As the authorized representative of Lord Caitanya, Śrīla Prabhupāda had a special insight into the great leniency and compassion of Lord Caitanya in delivering the fallen. As stated in the Bṛhan-nāradīya Purāṇa, “Only by chanting the holy name, only by chanting the holy name, only by chanting the holy name can persons be saved in the Age of Kali. There is no other way.” Śrīla Prabhupāda realized this verse by practical experience, as he saw firsthand the mercy of Lord Caitanya at work. Therefore, when Prabhupāda would arrive at an ISKCON temple and come before Lord Caitanya and Lord Nityānanda who stand on the temple altar, he would sometimes become overwhelmed by the mercy of the Lord and be unable to check his own ecstatic loving emotions. Śrīla Prabhupāda was very dear to Kṛṣṇa, and certainly Lord Caitanya Mahāprabhu observed Śrīla Prabhupāda’s preaching and traveling activities – perhaps in the same mood in which He heard the compassionate prayer of Vasudeva Datta. As expressed in Caitanya-caritāmṛta,

When Śrī Caitanya Mahāprabhu heard Vasudeva Datta’s statement, His heart became very soft. Tears flowed from His eyes, and He began to tremble.
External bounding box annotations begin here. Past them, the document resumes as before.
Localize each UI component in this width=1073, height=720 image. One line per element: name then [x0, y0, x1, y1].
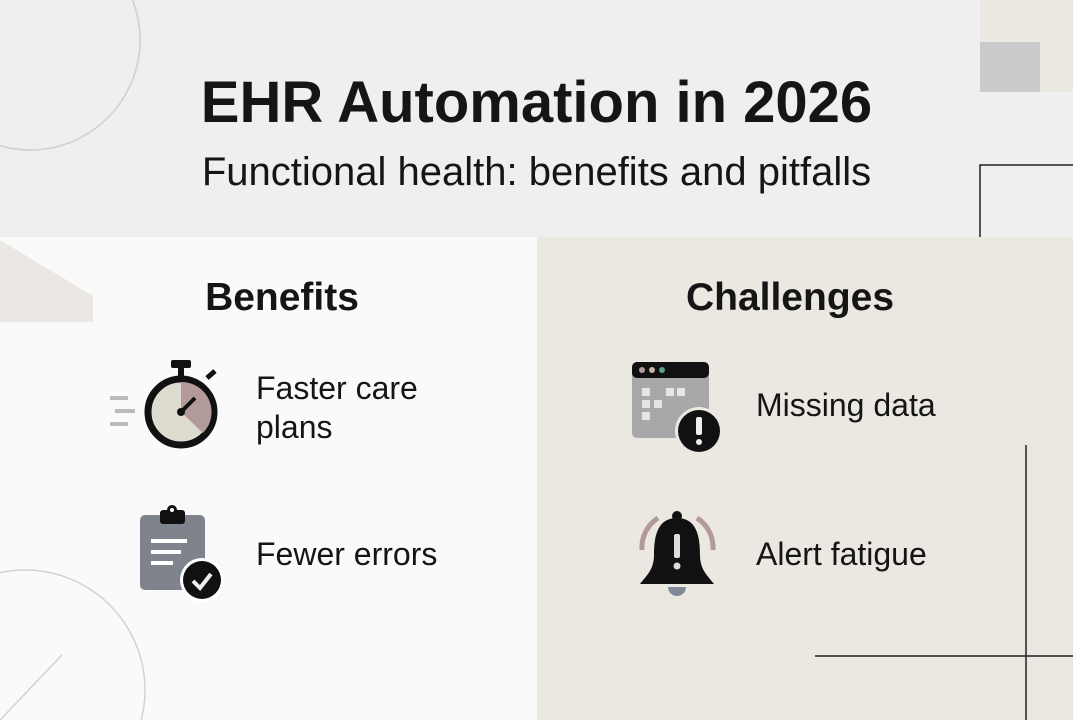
title: EHR Automation in 2026	[201, 70, 872, 135]
subtitle: Functional health: benefits and pitfalls	[202, 150, 871, 194]
text: faster care plans: plans	[256, 409, 332, 445]
text: alert fatigue: Alert fatigue	[756, 536, 927, 572]
text: missing data: Missing data	[756, 387, 936, 423]
icon: bell	[640, 511, 716, 596]
icon: stopwatch	[110, 360, 218, 448]
text: faster care plans: Faster care	[256, 370, 418, 406]
heading: challenges: Challenges	[686, 276, 894, 319]
icon: calendar warning	[632, 362, 720, 452]
icon: clipboard	[140, 505, 221, 599]
text: faster care plans	[256, 370, 418, 445]
text: fewer errors: Fewer errors	[256, 536, 437, 572]
heading: benefits: Benefits	[205, 276, 359, 319]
As Śrīla Prabhupāda has described Vasudeva Datta, who wanted to save all the conditioned souls of the universe, so I would also like to describe Śrīla Prabhupāda, not out of partiality, but on the evidence of Prabhupāda’s life and teachings and on the strength of śāstra:

A Vaiṣṇava is so liberal that he is prepared to risk everything to rescue the conditioned souls from material existence. … He was a most exalted personality who wanted to show mercy upon conditioned souls. … He was a Vaiṣṇava – para-duḥkha-duḥkhī – very much aggrieved to see others suffer. … One who executes Śrī Caitanya Mahāprabhu’s mission must be considered to be eternally liberated. He is a transcendental person and does not belong to this material world. Such a devotee engaging in the deliverance of the total population is as magnanimous as Śrī Caitanya Mahāprabhu Himself. … Such a personality factually represents Śrī Caitanya Mahāprabhu because his heart is always filled with compassion for conditioned souls.